Perbankan merupakan lembaga keuangan terpenting bagi pembangunan suatu
Negara. Hal ini disebabkan karena fungsi dari perbankan adalah sebagai lembaga intermediasi keuangan (financial intermediary institution) sebagaimana ditegaskan dalam pasal 1 angka 2 Undang-Undang Nomor 10 Tahun 1998 tentang Perubahan Atas Undang-Undang Nomor 7 Tahun 1992 yakni bahwa Bank adalah badan usaha yang menghimpun dana dari masyarakat dalam bentuk simpanan dan menyalurkannya kepada masyarakat dalam bentuk kredit dan atau bentuk-bentuk lainnya dalam rangka meningkatkan taraf hidup rakyat banyak. Bagi umat Islam di Indonesia adanya pendapat bahwa bunga bank sama dengan riba dipertegas dengan keluarnya Fatwa Majelis Ulama Indonesia tentang kekharaman bunga bank yang merupakan hasil lokakarya para ulama tentang bunga bank dan perbankan. Dalam lokakarya tersebut sebenarnya muncul dua pandangan yang berbeda terhadap bunga bank, yakni: (1) pendapat yang menyatakan bahwa bunga bank itu riba dan oleh karena itu hukumnya haram; (2) pendapat bahwa bunga bank bukan riba dan oleh karena itu diperbolehkan, dengan alasan “rukshah”. Perbankan syariah sebagai elemen penting dalam hukum perbankan di Indonesia saat ini mengalami perkembangan yang sangat pesat, dimana adanya dukungan oleh terbitnya berbagai regulasi secara kelembagaan maupun berkaitan dengan kegiatan usaha. Sistem perbankan konvensional yang telah ada sebelumnya menjadi semakin lengkap dengan diperkenalkan sistem perbankan syariah sehingga dapat diahrapkan dapat memenuhi kebutuhan semua elemen masyarakat akan jasa perbankan tanpa perlu ragu mengenai boleh atau tidaknya memakai jasa perbankan terutama jika ditinjau dari sudut pandang agama.
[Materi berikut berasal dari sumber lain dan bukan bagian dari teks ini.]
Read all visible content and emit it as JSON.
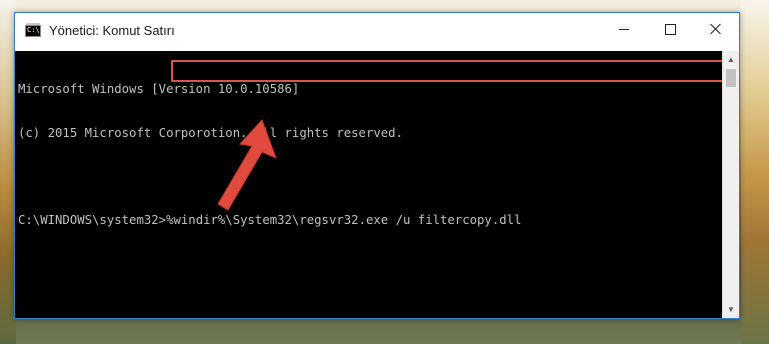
{
  "window": {
    "title": "Yönetici: Komut Satırı"
  },
  "console": {
    "lines": [
      "Microsoft Windows [Version 10.0.10586]",
      "(c) 2015 Microsoft Corporotion. All rights reserved."
    ],
    "prompt": "C:\\WINDOWS\\system32>",
    "command": "%windir%\\System32\\regsvr32.exe /u filtercopy.dll"
  },
  "colors": {
    "console_bg": "#000000",
    "console_text": "#c0c0c0",
    "highlight": "#d9534f",
    "arrow": "#e04a3f"
  },
  "icons": {
    "app": "cmd-icon",
    "minimize": "minimize-icon",
    "maximize": "maximize-icon",
    "close": "close-icon",
    "pointer": "red-arrow-icon"
  }
}
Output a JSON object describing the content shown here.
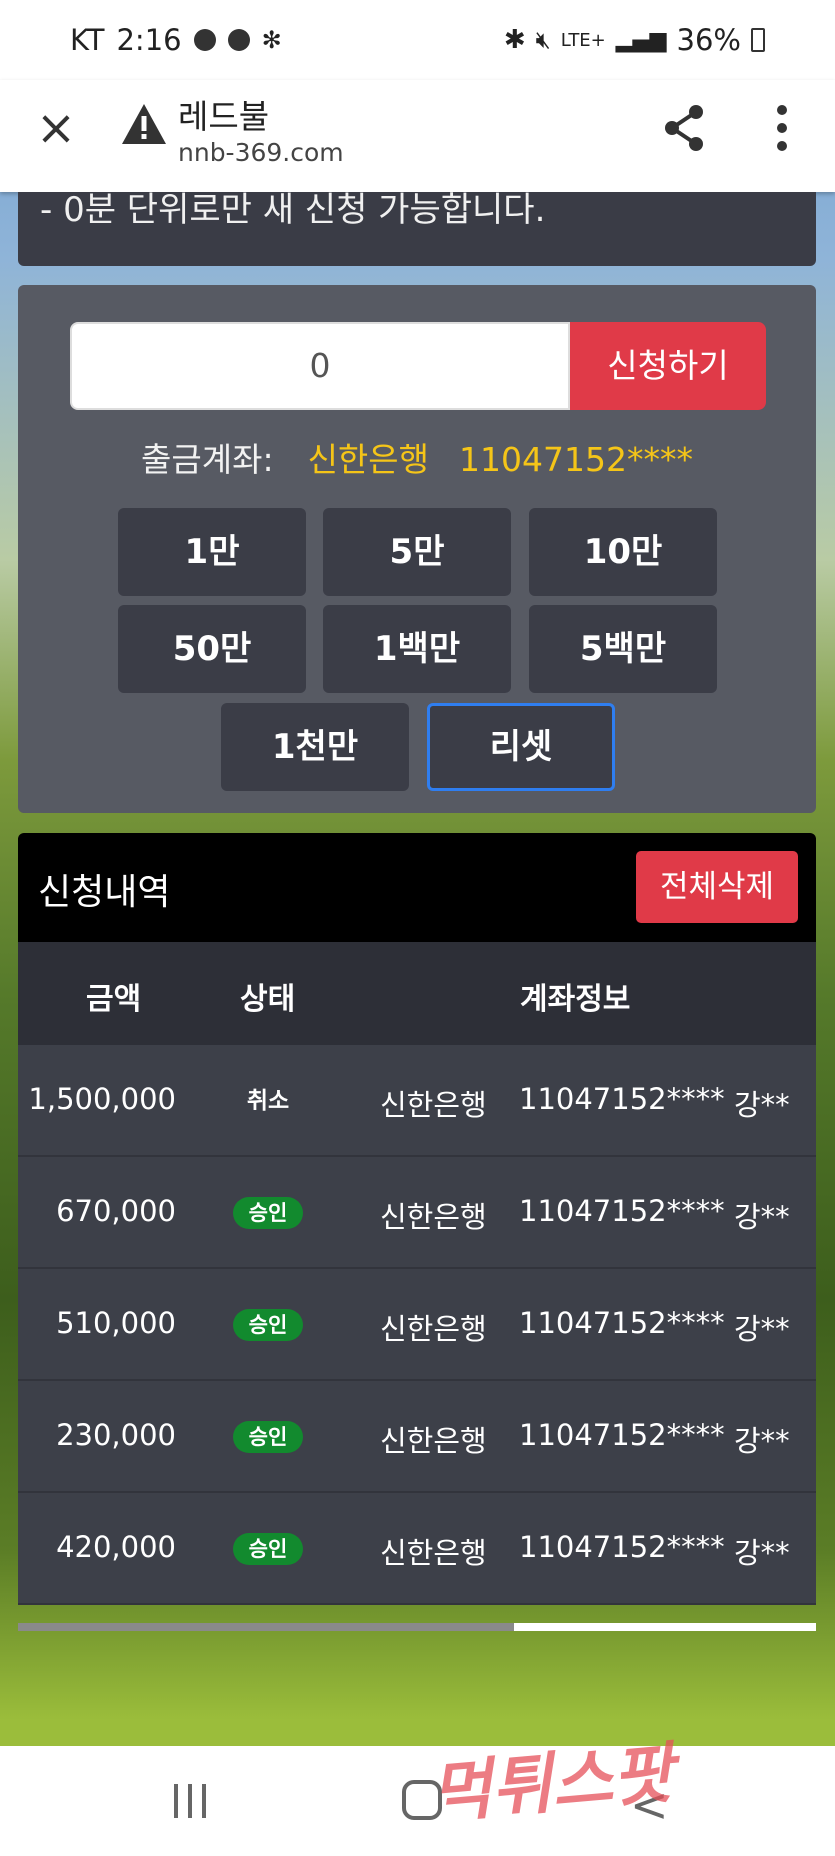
{
  "status_bar": {
    "carrier": "KT",
    "time": "2:16",
    "battery": "36%",
    "network": "LTE+"
  },
  "browser": {
    "title": "레드불",
    "url": "nnb-369.com"
  },
  "notice": {
    "text": "- 0분 단위로만 새 신청 가능합니다."
  },
  "withdraw": {
    "amount_value": "0",
    "apply_label": "신청하기",
    "account_label": "출금계좌:",
    "bank": "신한은행",
    "account_number": "11047152****",
    "quick_amounts": [
      "1만",
      "5만",
      "10만",
      "50만",
      "1백만",
      "5백만",
      "1천만"
    ],
    "reset_label": "리셋"
  },
  "history": {
    "title": "신청내역",
    "delete_all_label": "전체삭제",
    "columns": [
      "금액",
      "상태",
      "계좌정보"
    ],
    "rows": [
      {
        "amount": "1,500,000",
        "status": "취소",
        "bank": "신한은행",
        "account": "11047152****",
        "name": "강**"
      },
      {
        "amount": "670,000",
        "status": "승인",
        "bank": "신한은행",
        "account": "11047152****",
        "name": "강**"
      },
      {
        "amount": "510,000",
        "status": "승인",
        "bank": "신한은행",
        "account": "11047152****",
        "name": "강**"
      },
      {
        "amount": "230,000",
        "status": "승인",
        "bank": "신한은행",
        "account": "11047152****",
        "name": "강**"
      },
      {
        "amount": "420,000",
        "status": "승인",
        "bank": "신한은행",
        "account": "11047152****",
        "name": "강**"
      }
    ]
  },
  "watermark": "먹튀스팟",
  "colors": {
    "accent_red": "#e03a48",
    "account_yellow": "#f5c518",
    "approve_green": "#128a2e"
  }
}
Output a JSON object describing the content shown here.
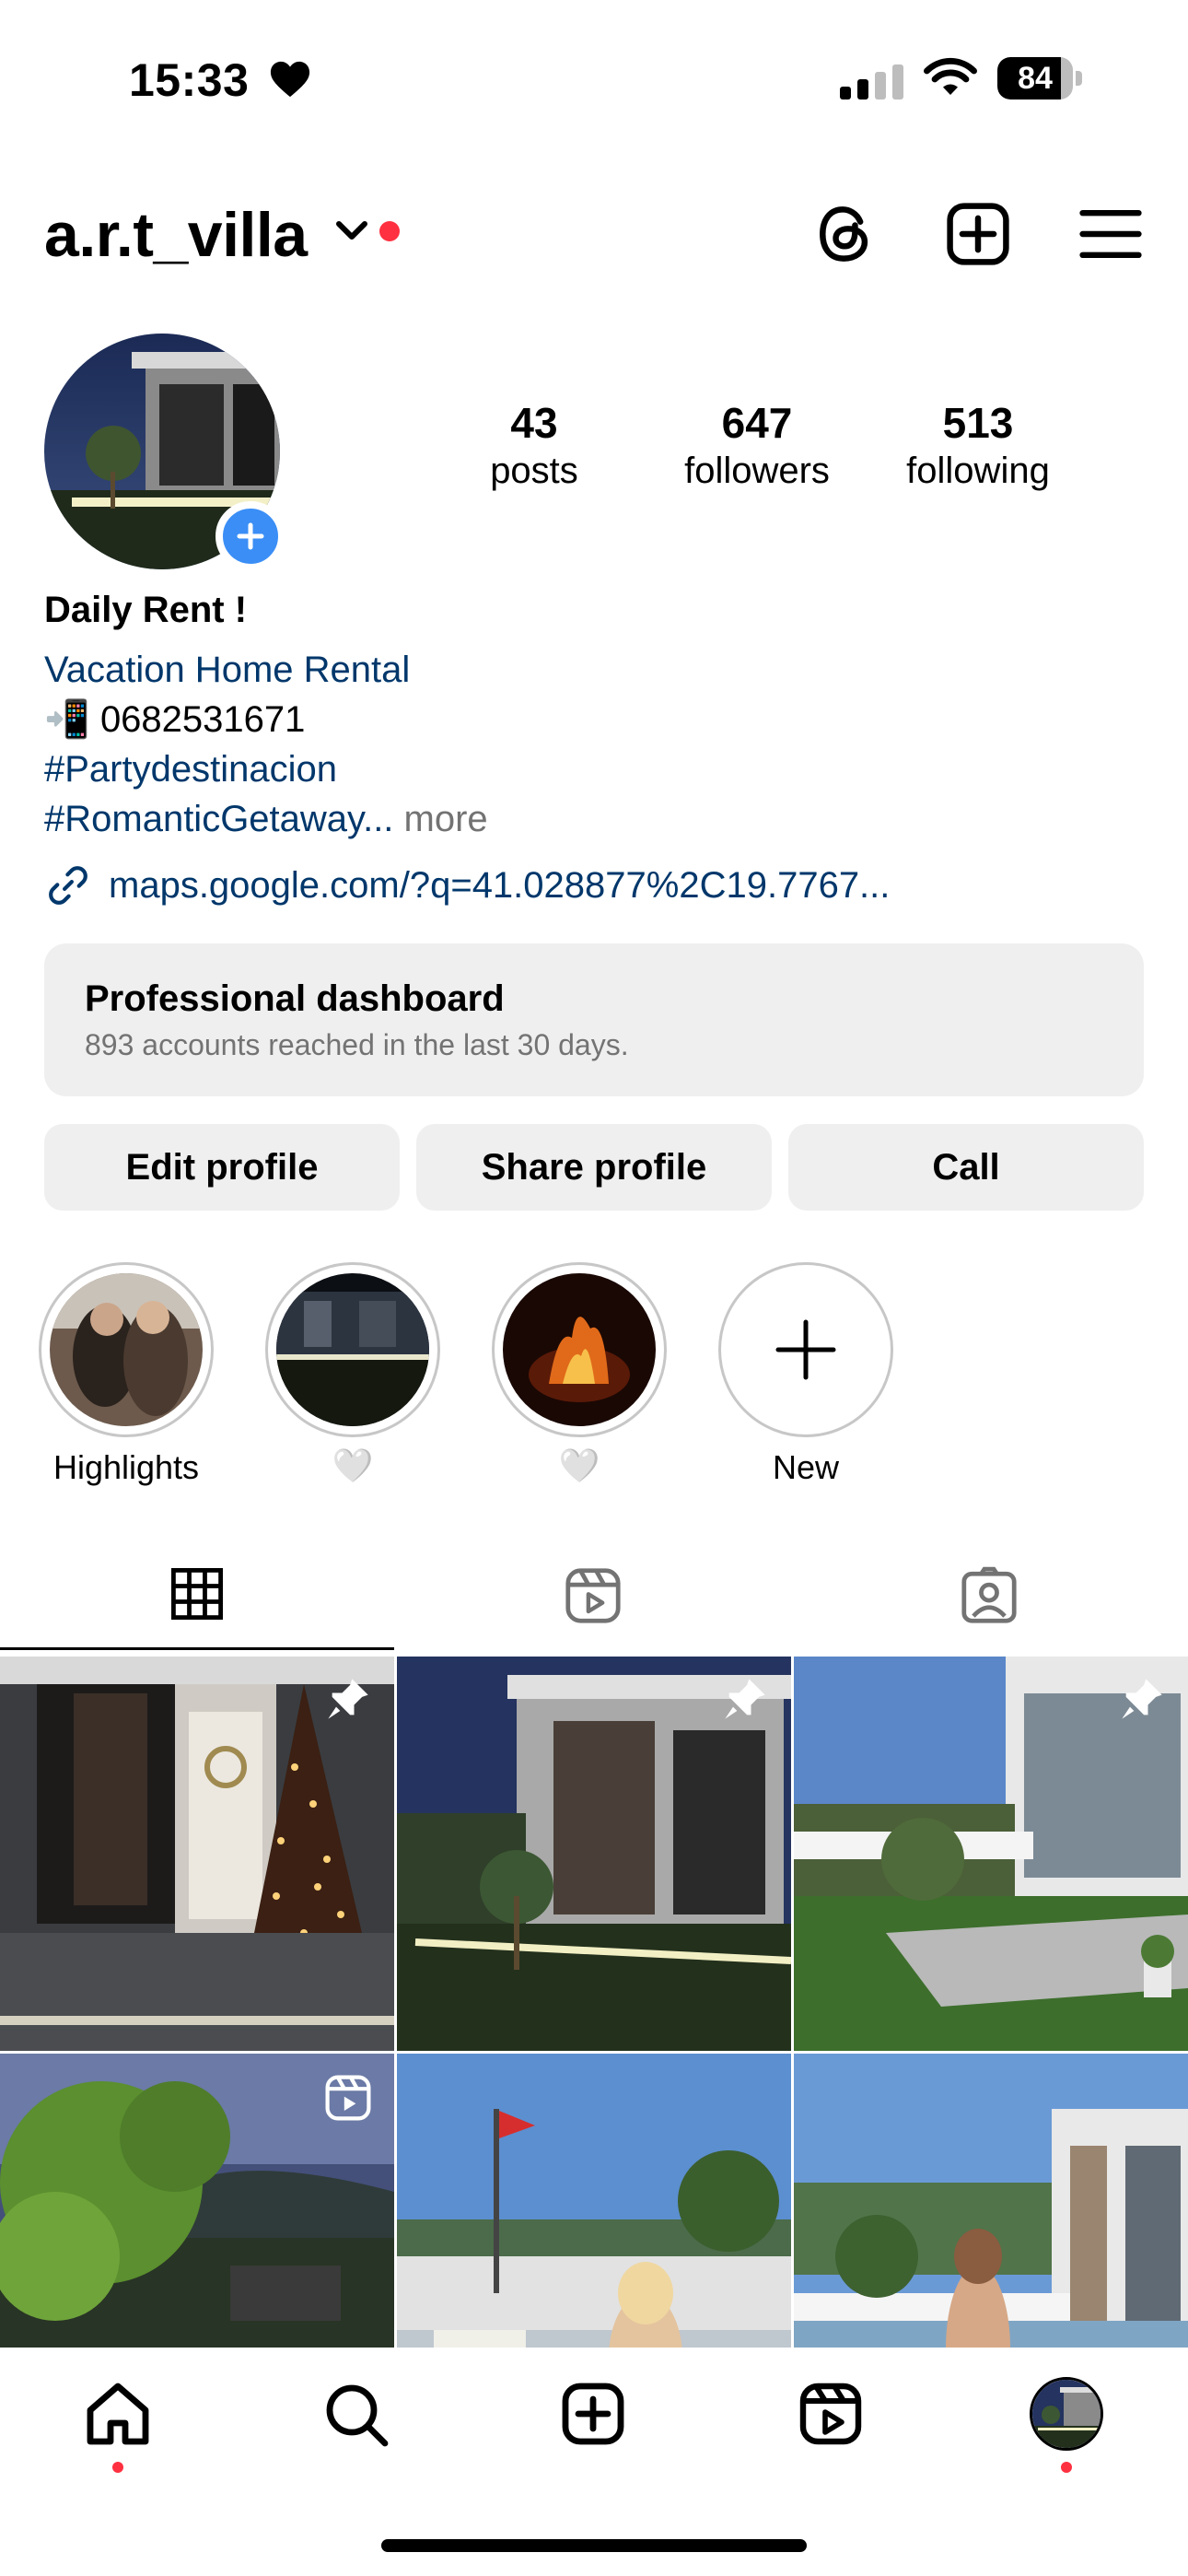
{
  "status_bar": {
    "time": "15:33",
    "battery_percent": "84",
    "icons": [
      "heart-icon",
      "signal-icon",
      "wifi-icon",
      "battery-icon"
    ]
  },
  "header": {
    "username": "a.r.t_villa",
    "icons": [
      "threads-icon",
      "create-icon",
      "menu-icon"
    ]
  },
  "stats": [
    {
      "number": "43",
      "label": "posts"
    },
    {
      "number": "647",
      "label": "followers"
    },
    {
      "number": "513",
      "label": "following"
    }
  ],
  "bio": {
    "name": "Daily Rent !",
    "category": "Vacation Home Rental",
    "phone_emoji": "📲",
    "phone": "0682531671",
    "hashtag1": "#Partydestinacion",
    "hashtag2": "#RomanticGetaway...",
    "more": "more",
    "link": "maps.google.com/?q=41.028877%2C19.7767..."
  },
  "dashboard": {
    "title": "Professional dashboard",
    "subtitle": "893 accounts reached in the last 30 days."
  },
  "actions": {
    "edit": "Edit profile",
    "share": "Share profile",
    "call": "Call"
  },
  "highlights": [
    {
      "label": "Highlights"
    },
    {
      "label": "🤍"
    },
    {
      "label": "🤍"
    },
    {
      "label": "New"
    }
  ],
  "tabs": [
    "grid-tab",
    "reels-tab",
    "tagged-tab"
  ],
  "posts": [
    {
      "type": "pinned",
      "icon": "pin-icon"
    },
    {
      "type": "pinned",
      "icon": "pin-icon"
    },
    {
      "type": "pinned",
      "icon": "pin-icon"
    },
    {
      "type": "reel",
      "icon": "reel-icon"
    },
    {
      "type": "photo"
    },
    {
      "type": "photo"
    }
  ],
  "bottom_nav": [
    "home",
    "search",
    "create",
    "reels",
    "profile"
  ],
  "colors": {
    "accent_blue": "#3a8ef6",
    "link_blue": "#00376b",
    "notification_red": "#ff3040",
    "button_gray": "#efefef"
  }
}
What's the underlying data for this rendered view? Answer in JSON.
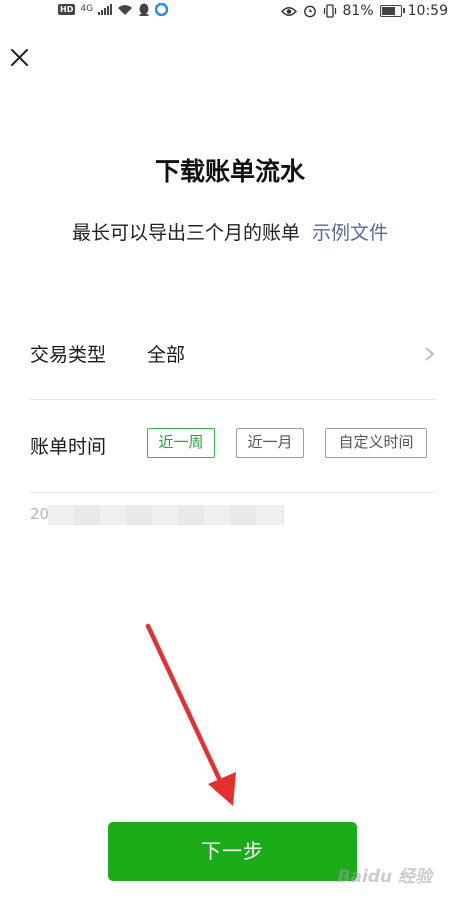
{
  "status_bar": {
    "left_badge": "HD",
    "signal": "4G",
    "battery_percent": "81%",
    "battery_level": 0.81,
    "time": "10:59"
  },
  "header": {
    "close_icon": "close-icon"
  },
  "main": {
    "title": "下载账单流水",
    "subtitle": "最长可以导出三个月的账单",
    "example_link": "示例文件",
    "type_label": "交易类型",
    "type_value": "全部",
    "time_label": "账单时间",
    "time_options": [
      "近一周",
      "近一月",
      "自定义时间"
    ],
    "selected_time": "近一周",
    "date_prefix": "20"
  },
  "footer": {
    "next_button": "下一步"
  },
  "watermark": "Baidu 经验",
  "colors": {
    "primary_green": "#1aad19",
    "link_blue": "#576b95",
    "annotation_red": "#e63030"
  }
}
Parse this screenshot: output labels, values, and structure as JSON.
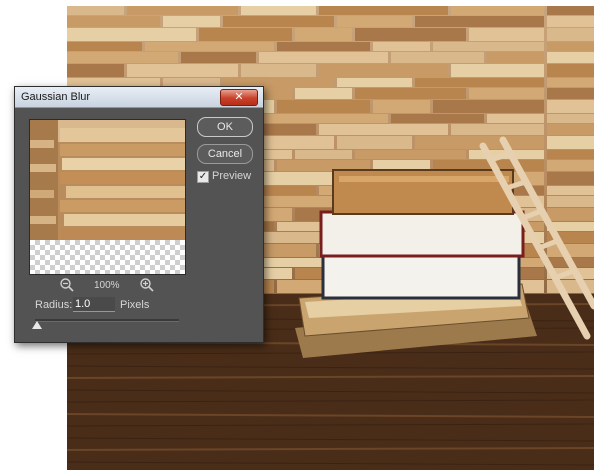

Bahwa yang menjadi kritik sistem perbankan syariah terhadap perbankan konvensional bukan dalam hal fungsinya sebagai lembaga intermediasi keuangan (financial intermediary institution), akan tetapi karena di dalam proses operasionalnya terdapat unsur-unsur yang dilarang, berupa unsur perjudian (maisyrir), unsur ketidakpastian atau keraguan (garar), unsur bunga (riba), dan unsure kebathilan II. PEMBAHASAN
A. Pengertian Bank Syariah
Bank Syariah merupakan lembaga keuangan bank berdasarkan Prinsip
Syariah. Prinsip Syariah adalah aturan perjanjian berdasarkan hukum Islam antara bank dan pihak lain untuk penyimpanan dana dan atau pembiayaan kegiatan usaha, atau kegiatan lainnya yang dinyatakan sesuai dengan syariah seperti pembiayaan berdasarkan prinsip bagi hasil (mudharabah), pembiayaan berdasarkan prinsip prinsip penyertaan modal (musyarakah), prinsip jual beli barang dengan memperoleh keuntungan (murabadah), pembiayaan barang modal berdasarkan prinsip sewa murni tanpa pilihan (ijarah), dan adanya pilihan pemindahan kepemilikan atas barang yang disewa dari pihak bank oleh pihak lain (ijarah wa iqtina). Pembiayaan berdasarkan Prinsip Syariah adalah penyediaan uang atau tagihan yang dipersamakan dengan itu berdasarkan persetujuan atau kesepakatan antara bank dengan pihak lain yang mewajibkan pihak yang dibiayai untuk mengembalikan uang atau tagihan tersebut setelah jangka waktu tertentu dengan imbalan atau bagi hasil. Penyediakan pembiayaan dan atau kegiatan lain yang dilakukan lembaga keuangan berdasarkan Prinsip Syariah harus sesuai dengan ketentuan yang ditetapkan Bank Indonesia. Bank Syariah adalah bank umum yang sebagaimana dimaksud dalam UU No. 7 Tahun 1992 tentang perbankan yang saat ini telah diubah dengan UU No. 10 Tahun 1998 yang melakukan kegiatan usaha berdasarkan prinsip syariah, termasuk unit usaha syariah dan kantor cabang bank asing yang melakukan kegiatan usaha berdasarkan prinsip syariah (Riyadi, 2005) Sedangkan yang dimaksud dengan kegiatan usaha berdasarkan prinsip syariah menurut pasal 1 angka 13 Undang-Undang No. 10 Tahun 1998 adalah aturan perjanjian berdasarkan hukum Islam antara bank dan pihak lain untuk penyimpanan dana dan atau pembiayaan kegiatan usaha, atau kegiatan lainnya yang dinyatakan sesuai dengan syariah, antara lain: a. Pembiayaan berdasarkan prinsip bagi hasil (mudharabah) b. Pembiayaan berdasarkan prinsip penyertaan modal (musyarakah) c. Prinsip jual beli barang dengan memperoleh keuntungan (murabadah) d. Pembiayaan barang modal berdasarkan murni tanpa pilihan (ijarah) e. Pilihan pemindahan kepemilikan atas barang yang disewa (ijarah wa iqtina)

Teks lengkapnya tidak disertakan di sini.